9781883642389
Poem a Day: Volume 1 share button
Karen McCosker
Genre Poetry
Format Paperback
Dimensions 5.90 (w) x 8.95 (h) x 1.22 (d)
Pages 496
Publisher Steerforth Press
Publication Date June 1998
ISBN 9781883642389
Book ISBN 10 1883642388
About Book
Once upon a time men and women of sense and sensibility knew by heart dozens of poems - Shakespeare's sonnets, stirring patriotic verse, odes to churchyards and elegies for the departed, the music of Swinburne or Poe or Yeats. Poems are meant to be voiced and A Poem a Day includes 366 poems old and new - one for each day of the year - worth learning by heart. Only two criteria were demanded of each poem for inclusion in this collection - it had to be short enough to learn in a day, and good enough to stand among the great poetry of the English language, from Chaucer to Sylvia Plath.

A Poem a Day is a book for the bedside. It contains many of the most familiar poems in the language and others that will come as a surprise. Most are complete and most are short, easily contained in a single page.
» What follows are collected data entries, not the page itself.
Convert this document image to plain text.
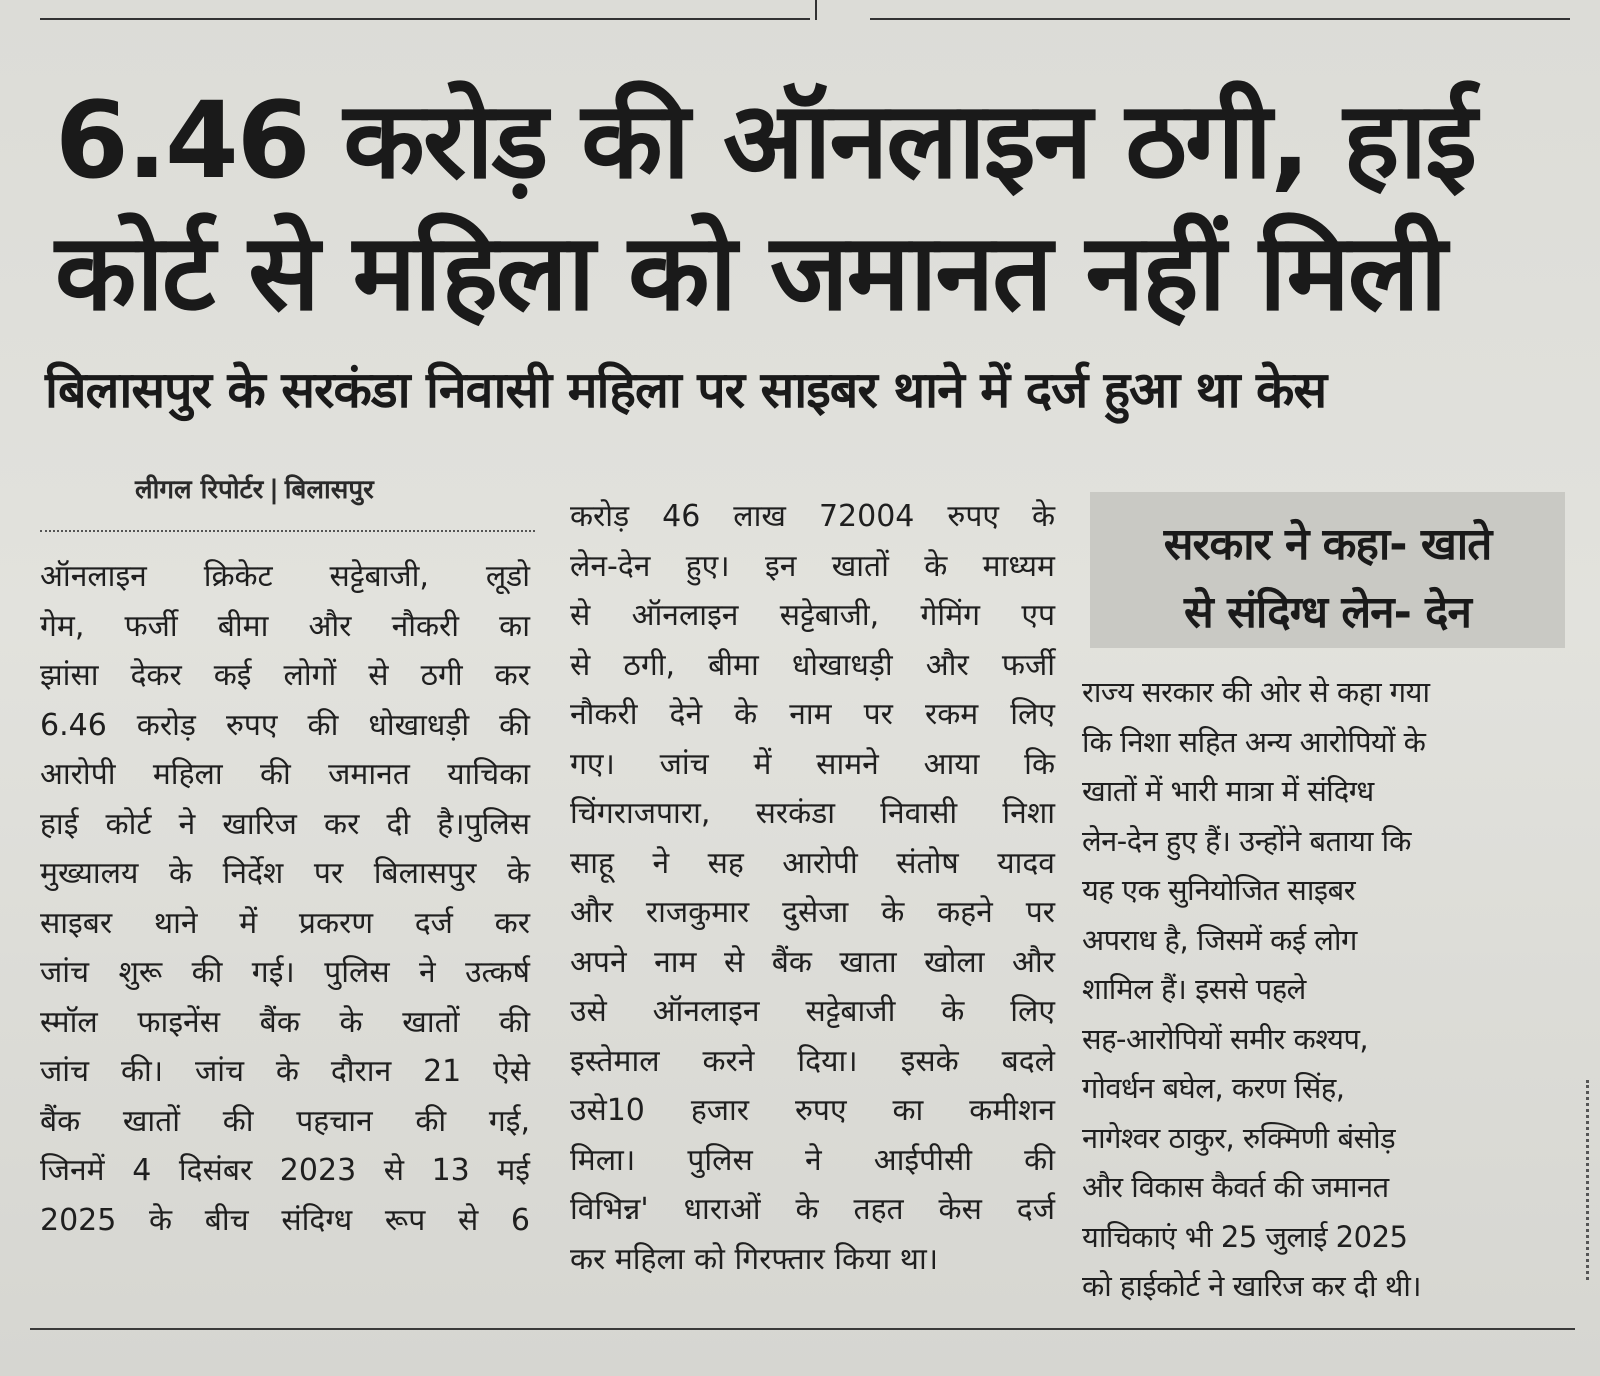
6.46 करोड़ की ऑनलाइन ठगी, हाई
कोर्ट से महिला को जमानत नहीं मिली
बिलासपुर के सरकंडा निवासी महिला पर साइबर थाने में दर्ज हुआ था केस
लीगल रिपोर्टर | बिलासपुर
ऑनलाइन क्रिकेट सट्टेबाजी, लूडो
गेम, फर्जी बीमा और नौकरी का
झांसा देकर कई लोगों से ठगी कर
6.46 करोड़ रुपए की धोखाधड़ी की
आरोपी महिला की जमानत याचिका
हाई कोर्ट ने खारिज कर दी है।पुलिस
मुख्यालय के निर्देश पर बिलासपुर के
साइबर थाने में प्रकरण दर्ज कर
जांच शुरू की गई। पुलिस ने उत्कर्ष
स्मॉल फाइनेंस बैंक के खातों की
जांच की। जांच के दौरान 21 ऐसे
बैंक खातों की पहचान की गई,
जिनमें 4 दिसंबर 2023 से 13 मई
2025 के बीच संदिग्ध रूप से 6
करोड़ 46 लाख 72004 रुपए के
लेन-देन हुए। इन खातों के माध्यम
से ऑनलाइन सट्टेबाजी, गेमिंग एप
से ठगी, बीमा धोखाधड़ी और फर्जी
नौकरी देने के नाम पर रकम लिए
गए। जांच में सामने आया कि
चिंगराजपारा, सरकंडा निवासी निशा
साहू ने सह आरोपी संतोष यादव
और राजकुमार दुसेजा के कहने पर
अपने नाम से बैंक खाता खोला और
उसे ऑनलाइन सट्टेबाजी के लिए
इस्तेमाल करने दिया। इसके बदले
उसे10 हजार रुपए का कमीशन
मिला। पुलिस ने आईपीसी की
विभिन्न' धाराओं के तहत केस दर्ज
कर महिला को गिरफ्तार किया था।
सरकार ने कहा- खाते
से संदिग्ध लेन- देन
राज्य सरकार की ओर से कहा गया
कि निशा सहित अन्य आरोपियों के
खातों में भारी मात्रा में संदिग्ध
लेन-देन हुए हैं। उन्होंने बताया कि
यह एक सुनियोजित साइबर
अपराध है, जिसमें कई लोग
शामिल हैं। इससे पहले
सह-आरोपियों समीर कश्यप,
गोवर्धन बघेल, करण सिंह,
नागेश्वर ठाकुर, रुक्मिणी बंसोड़
और विकास कैवर्त की जमानत
याचिकाएं भी 25 जुलाई 2025
को हाईकोर्ट ने खारिज कर दी थी।
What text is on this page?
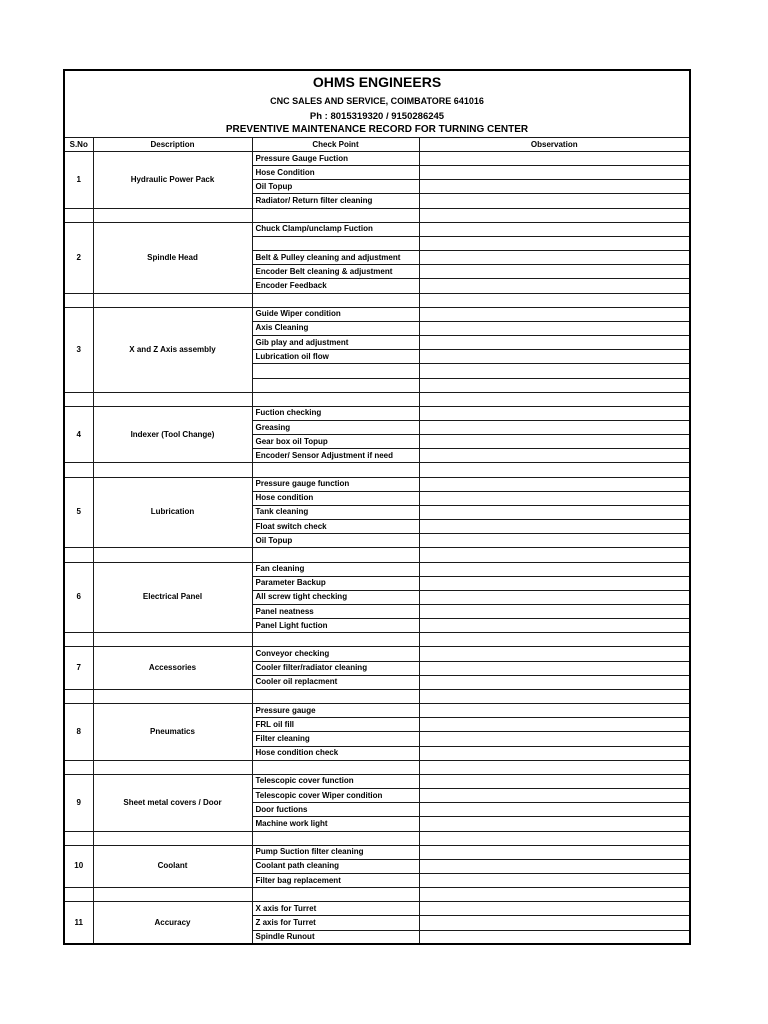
OHMS ENGINEERS
CNC SALES AND SERVICE, COIMBATORE 641016
Ph : 8015319320 / 9150286245
PREVENTIVE MAINTENANCE RECORD FOR TURNING CENTER			

S.No	Description	Check Point	Observation
1	Hydraulic Power Pack	Pressure Gauge Fuction	
		Hose Condition	
		Oil Topup	
		Radiator/ Return filter cleaning	

2	Spindle Head	Chuck Clamp/unclamp Fuction	

		Belt & Pulley cleaning and adjustment	
		Encoder Belt cleaning & adjustment	
		Encoder Feedback	

3	X and Z Axis assembly	Guide Wiper condition	
		Axis Cleaning	
		Gib play and adjustment	
		Lubrication oil flow	

4	Indexer (Tool Change)	Fuction checking	
		Greasing	
		Gear box oil Topup	
		Encoder/ Sensor Adjustment if need	

5	Lubrication	Pressure gauge function	
		Hose condition	
		Tank cleaning	
		Float switch check	
		Oil Topup	

6	Electrical Panel	Fan cleaning	
		Parameter Backup	
		All screw tight checking	
		Panel neatness	
		Panel Light fuction	

7	Accessories	Conveyor checking	
		Cooler filter/radiator cleaning	
		Cooler oil replacment	

8	Pneumatics	Pressure gauge	
		FRL oil fill	
		Filter cleaning	
		Hose condition check	

9	Sheet metal covers / Door	Telescopic cover function	
		Telescopic cover Wiper condition	
		Door fuctions	
		Machine work light	

10	Coolant	Pump Suction filter cleaning	
		Coolant path cleaning	
		Filter bag replacement	

11	Accuracy	X axis for Turret	
		Z axis for Turret	
		Spindle Runout	
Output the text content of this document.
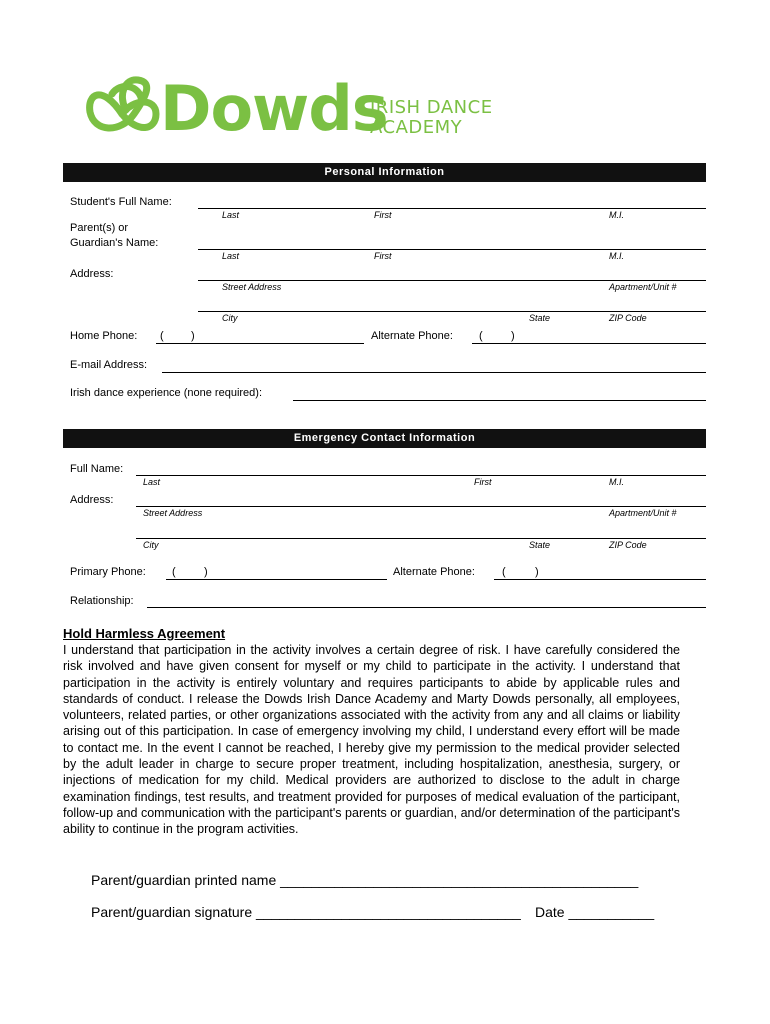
Dowds
IRISH DANCE
ACADEMY
Personal Information
Student's Full Name:
Last	First	M.I.
Parent(s) or
Guardian's Name:
Last	First	M.I.
Address:
Street Address	Apartment/Unit #
City	State	ZIP Code
Home Phone: ( )	Alternate Phone: (	)
E-mail Address:
Irish dance experience (none required):
Emergency Contact Information
Full Name:
Last	First	M.I.
Address:
Street Address	Apartment/Unit #
City	State	ZIP Code
Primary Phone: (	)	Alternate Phone: (	)
Relationship:
Hold Harmless Agreement
I understand that participation in the activity involves a certain degree of risk. I have carefully considered the risk involved and have given consent for myself or my child to participate in the activity. I understand that participation in the activity is entirely voluntary and requires participants to abide by applicable rules and standards of conduct. I release the Dowds Irish Dance Academy and Marty Dowds personally, all employees, volunteers, related parties, or other organizations associated with the activity from any and all claims or liability arising out of this participation. In case of emergency involving my child, I understand every effort will be made to contact me. In the event I cannot be reached, I hereby give my permission to the medical provider selected by the adult leader in charge to secure proper treatment, including hospitalization, anesthesia, surgery, or injections of medication for my child. Medical providers are authorized to disclose to the adult in charge examination findings, test results, and treatment provided for purposes of medical evaluation of the participant, follow-up and communication with the participant's parents or guardian, and/or determination of the participant's ability to continue in the program activities.
Parent/guardian printed name ______________________________________________
Parent/guardian signature __________________________________ Date ___________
But a few are substantial works, like Thomas Gray's "Elegy Written in a Country Churchyard" and Rudyard Kipling's "Gunga Din." Some have been read by every high school student (Andrew Marvel, "To His Coy Mistress") while others will be new to most readers (Thomas Hardy, "The Voice"). But all share the compression and charged meaning which are the soul of poetry.

In its British version the book went through seven printings in a year and was a bestseller. Now Karen McCosker has added a new foreword and fifty new poems for an American audience willing to make poetry a part of life.

Reviews

Library Journal

McCosker, editor of the best-selling original British edition, and Albery, an American poet who changed 50 of the poems for this American version, have selected 366 poems-one for each day of the year-chosen for their brevity and, in the view of the editors, because they are examples of poetry "great" enough to be worth memorizing. In her foreword McCosker tells us, "To memorize a poem is much more than a mental exercise. Indeed, it is the only way to truly know a poem." A charming idea; however, the selection is almost entirely archaic: Shakespeare, Kipling, Pope, Blake, Whitman, Millay, even Chaucer. Contemporary poetry in general is poorly represented. Most of these poems rhyme tightly and use language of a distantly bygone era. And unless your circulation policy allows a patron to check a book out for a year, this volume cannot serve its purpose. Not recommended for libraries.-Judy Clarence, California State Univ. Lib., Hayward

The Times

"A very good and varied collection, with delightful oddities."

The Guardian

"This book is a dream, a revivalist campaign, a challenge, a book of days and an anthology, all in one."